Most people don’t use enough mulch, so don’t be shy—layer on a few inches. (I go as deep as 6 inches on perennial beds to protect crowns and roots over winter, then remove all but 2 inches before new growth appears in late winter to early spring.)
Mulch prevents erosion, retains moisture, provides natural insulation to keep your soil at more moderate and stable temperatures, and protects against frost heaving. That means less stress from heat domes and less damage from hard freezes.
If you’re planting a fall garden, simply pull the mulch aside, plant, and push the mulch back into place (taking care not to pile it up against the stems of your plants).
If you don’t plant a fall crop, then plant a cover crop.

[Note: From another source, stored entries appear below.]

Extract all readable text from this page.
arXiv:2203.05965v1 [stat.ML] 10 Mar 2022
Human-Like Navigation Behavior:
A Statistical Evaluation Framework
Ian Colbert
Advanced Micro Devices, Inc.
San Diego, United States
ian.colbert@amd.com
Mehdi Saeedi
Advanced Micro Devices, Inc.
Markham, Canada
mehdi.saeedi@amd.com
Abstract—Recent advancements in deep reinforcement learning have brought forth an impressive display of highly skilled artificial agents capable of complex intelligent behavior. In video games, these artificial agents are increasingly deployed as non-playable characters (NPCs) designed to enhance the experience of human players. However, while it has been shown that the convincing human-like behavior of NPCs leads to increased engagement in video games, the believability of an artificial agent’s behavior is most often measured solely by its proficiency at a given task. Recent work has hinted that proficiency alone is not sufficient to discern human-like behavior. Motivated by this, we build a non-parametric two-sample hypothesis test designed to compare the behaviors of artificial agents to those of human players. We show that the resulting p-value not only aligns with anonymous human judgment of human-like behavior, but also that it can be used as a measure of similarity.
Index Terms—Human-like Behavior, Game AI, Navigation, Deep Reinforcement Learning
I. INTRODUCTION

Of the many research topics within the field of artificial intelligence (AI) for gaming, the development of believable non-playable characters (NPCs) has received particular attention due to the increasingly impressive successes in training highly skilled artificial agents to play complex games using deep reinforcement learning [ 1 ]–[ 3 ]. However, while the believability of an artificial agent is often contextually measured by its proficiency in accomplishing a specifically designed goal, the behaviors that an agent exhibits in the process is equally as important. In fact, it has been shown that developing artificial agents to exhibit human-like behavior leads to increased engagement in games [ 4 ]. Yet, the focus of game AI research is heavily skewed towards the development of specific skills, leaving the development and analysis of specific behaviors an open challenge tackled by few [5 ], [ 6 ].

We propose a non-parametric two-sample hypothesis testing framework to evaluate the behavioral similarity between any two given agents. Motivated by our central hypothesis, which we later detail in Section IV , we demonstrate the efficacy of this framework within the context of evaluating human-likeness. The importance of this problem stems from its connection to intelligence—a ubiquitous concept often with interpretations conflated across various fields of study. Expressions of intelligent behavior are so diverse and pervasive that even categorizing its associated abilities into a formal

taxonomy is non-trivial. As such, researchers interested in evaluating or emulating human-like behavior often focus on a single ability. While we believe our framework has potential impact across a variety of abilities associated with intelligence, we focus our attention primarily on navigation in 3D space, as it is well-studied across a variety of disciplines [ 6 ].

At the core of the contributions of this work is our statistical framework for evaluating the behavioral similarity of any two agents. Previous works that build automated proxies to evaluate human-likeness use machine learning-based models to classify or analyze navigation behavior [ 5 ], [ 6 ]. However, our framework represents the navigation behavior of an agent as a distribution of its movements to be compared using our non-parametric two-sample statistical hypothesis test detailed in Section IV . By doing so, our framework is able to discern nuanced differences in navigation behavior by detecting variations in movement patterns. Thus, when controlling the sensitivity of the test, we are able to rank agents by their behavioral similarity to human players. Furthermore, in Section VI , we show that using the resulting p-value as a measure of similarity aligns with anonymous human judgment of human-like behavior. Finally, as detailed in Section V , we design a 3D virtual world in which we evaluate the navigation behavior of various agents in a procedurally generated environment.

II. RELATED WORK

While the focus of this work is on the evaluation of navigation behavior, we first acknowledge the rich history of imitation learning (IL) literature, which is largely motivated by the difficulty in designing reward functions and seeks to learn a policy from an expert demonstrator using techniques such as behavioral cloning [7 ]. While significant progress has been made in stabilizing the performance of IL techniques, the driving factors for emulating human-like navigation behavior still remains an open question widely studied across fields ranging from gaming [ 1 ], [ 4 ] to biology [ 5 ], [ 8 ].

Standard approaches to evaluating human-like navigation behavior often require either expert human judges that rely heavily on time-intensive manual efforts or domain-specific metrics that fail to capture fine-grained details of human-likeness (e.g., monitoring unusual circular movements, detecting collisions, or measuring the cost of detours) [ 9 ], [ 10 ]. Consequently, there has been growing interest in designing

Cover crops are seeded in fall (densely, like seeding grass) and left to grow over winter to work their magic on your soil. There’s a cover crop for solving nearly any problem, whether you want to break up hard soil, replenish lost nutrients, or reduce soil-dwelling pests.
For compacted areas, plant daikon radish so their roots can “drill” deep into the soil. If you grew lots of heavy-feeding crops like tomatoes and squash in your beds, plant hairy vetch, Austrian winter peas, or fava beans to top up nitrogen levels. If you want to suppress weeds, winter rye will crowd them out. Clover can keep soil from washing away in winter, and mustards can help control root-knot nematodes.
A number of these cover crops are also edible, so you can harvest salads for the next two seasons while the dual-purpose plants improve your soil!